Which raises an interesting point. Some US and English speaking international mobile developers have heard of the Sprint/Openwave transcoding issue as it’s been picked up by MobHappy, Mike Rowehl, Jason Delport, Semapedia.org and RCR Wireless News. But I’m sure that 100’s of thousands of mobile site owners and content providers around the world have no idea that Sprint is trampling on their content and that they have to register on Sprint’s developer portal and ask that their markup and headers be left alone. This sort of whitelisting is completely unscalable on the vast world wide (mobile) web. I encourage every mobile site owner to contact Sprint and request exclusion. If you have a blog and care about the open mobile web please put up a post and link to here and/or one of the other sites that’s covering this issue. I’d love to see Sprint get swamped with thousands of exclusion requests. Maybe they would start to realize that what they are doing is a huge screw up.
It’s not clear if users can request that sites they use but don’t own be whitelisted. A Sprint representive quoted by RCR Wireless News seems to suggest they can;
“As we complete our rollout of the mobile Web enhancement, some sites optimized for mobile nay not be recognized as such, so we are providing customers/developers the opportunity to request mobile-friendly sites be added to the exclusion list by going to the Sprint Application Developer Program Web site at http://developer.sprint.com and posting a request in the Wireless Web and Messaging forum…”
But on developer.sprint.com users requesting exclusion are told;
“To expedite processing of registration requests, unless already provided as part of your ADP account registration, we’d appreciate your providing contact information to validate your authority to make ‘mobile-friendly site/domain registration’ requests on behalf of the host/domain owner.”
Anyway, if there is a site that you use and do not own that’s impacted by OpenWeb, I suggest that you request it be excluded too, although what Sprint really should do is to make OpenWeb optional by providing a way for users to turn it off both site by site and globally.

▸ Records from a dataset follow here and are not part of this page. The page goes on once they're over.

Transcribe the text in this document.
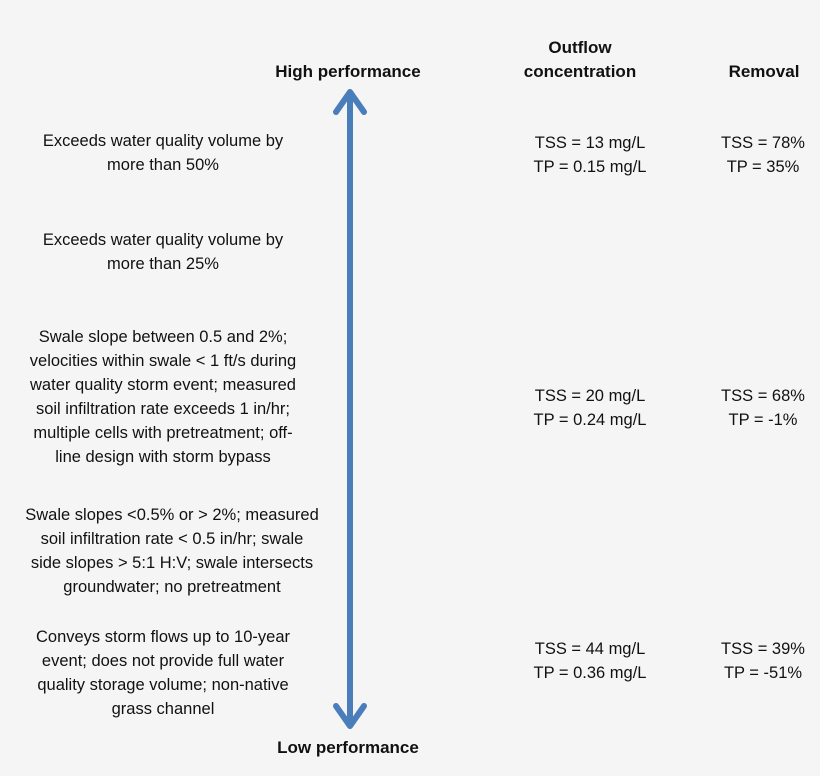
High performance
Outflow
concentration	Removal
Exceeds water quality volume by
more than 50%
TSS = 13 mg/L
TP = 0.15 mg/L
TSS = 78%
TP = 35%
Exceeds water quality volume by
more than 25%
Swale slope between 0.5 and 2%;
velocities within swale < 1 ft/s during
water quality storm event; measured
soil infiltration rate exceeds 1 in/hr;
multiple cells with pretreatment; off-
line design with storm bypass
TSS = 20 mg/L
TP = 0.24 mg/L
TSS = 68%
TP = -1%
Swale slopes <0.5% or > 2%; measured
soil infiltration rate < 0.5 in/hr; swale
side slopes > 5:1 H:V; swale intersects
groundwater; no pretreatment
Conveys storm flows up to 10-year
event; does not provide full water
quality storage volume; non-native
grass channel
TSS = 44 mg/L
TP = 0.36 mg/L
TSS = 39%
TP = -51%
Low performance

According to Sprint, the OpenWave rollout is not complete with only about 40% of users being affected so far. The full network should be covered within 30 days so we aren’t seeing the full effect yet.

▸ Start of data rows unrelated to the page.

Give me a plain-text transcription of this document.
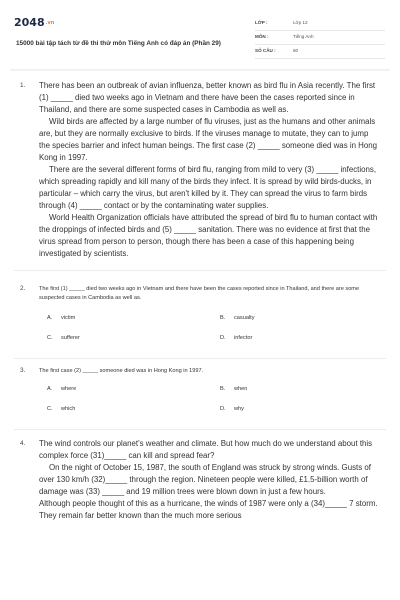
2048.vn
15000 bài tập tách từ đề thi thử môn Tiếng Anh có đáp án (Phần 29)
LỚP :	Lớp 12
MÔN :	Tiếng Anh
SỐ CÂU :	60
1. There has been an outbreak of avian influenza, better known as bird flu in Asia recently. The first (1) _____ died two weeks ago in Vietnam and there have been the cases reported since in Thailand, and there are some suspected cases in Cambodia as well as.

Wild birds are affected by a large number of flu viruses, just as the humans and other animals are, but they are normally exclusive to birds. If the viruses manage to mutate, they can to jump the species barrier and infect human beings. The first case (2) _____ someone died was in Hong Kong in 1997.

There are the several different forms of bird flu, ranging from mild to very (3) _____ infections, which spreading rapidly and kill many of the birds they infect. It is spread by wild birds-ducks, in particular – which carry the virus, but aren't killed by it. They can spread the virus to farm birds through (4) _____ contact or by the contaminating water supplies.

World Health Organization officials have attributed the spread of bird flu to human contact with the droppings of infected birds and (5) _____ sanitation. There was no evidence at first that the virus spread from person to person, though there has been a case of this happening being investigated by scientists.

2. The first (1) _____ died two weeks ago in Vietnam and there have been the cases reported since in Thailand, and there are some suspected cases in Cambodia as well as.
A. victim	B. casualty
C. sufferer	D. infector
3. The first case (2) _____ someone died was in Hong Kong in 1997.
A. where	B. when
C. which	D. why
4. The wind controls our planet's weather and climate. But how much do we understand about this complex force (31)_____ can kill and spread fear?

On the night of October 15, 1987, the south of England was struck by strong winds. Gusts of over 130 km/h (32)_____ through the region. Nineteen people were killed, £1.5-billion worth of damage was (33) _____ and 19 million trees were blown down in just a few hours.

Although people thought of this as a hurricane, the winds of 1987 were only a (34)_____ 7 storm. They remain far better known than the much more serious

Many well known mobile sites are being transcoded by OpenWeb, including grandcentral.com/mobile, mowser.com, skweezer.net, JumpTap.com, mippin.com, mdog.com, and ovi.nokia.com.
OpenWeb’s reformatting of sites is actually worse than I thought. Last week I wrote that it preserved most CSS styling including background colors, box borders and floats. Either something has changed or I was seeing some untranscoded sites without realizing it. OpenWeb seems to ignore external style sheets entirely. With internal styles, text-align:center and possibly a few other CSS rules are applied. OpenWeb also displays transparent background GIF images with an ugly gray background so even very simple sites using a transparent GIF logo are effected.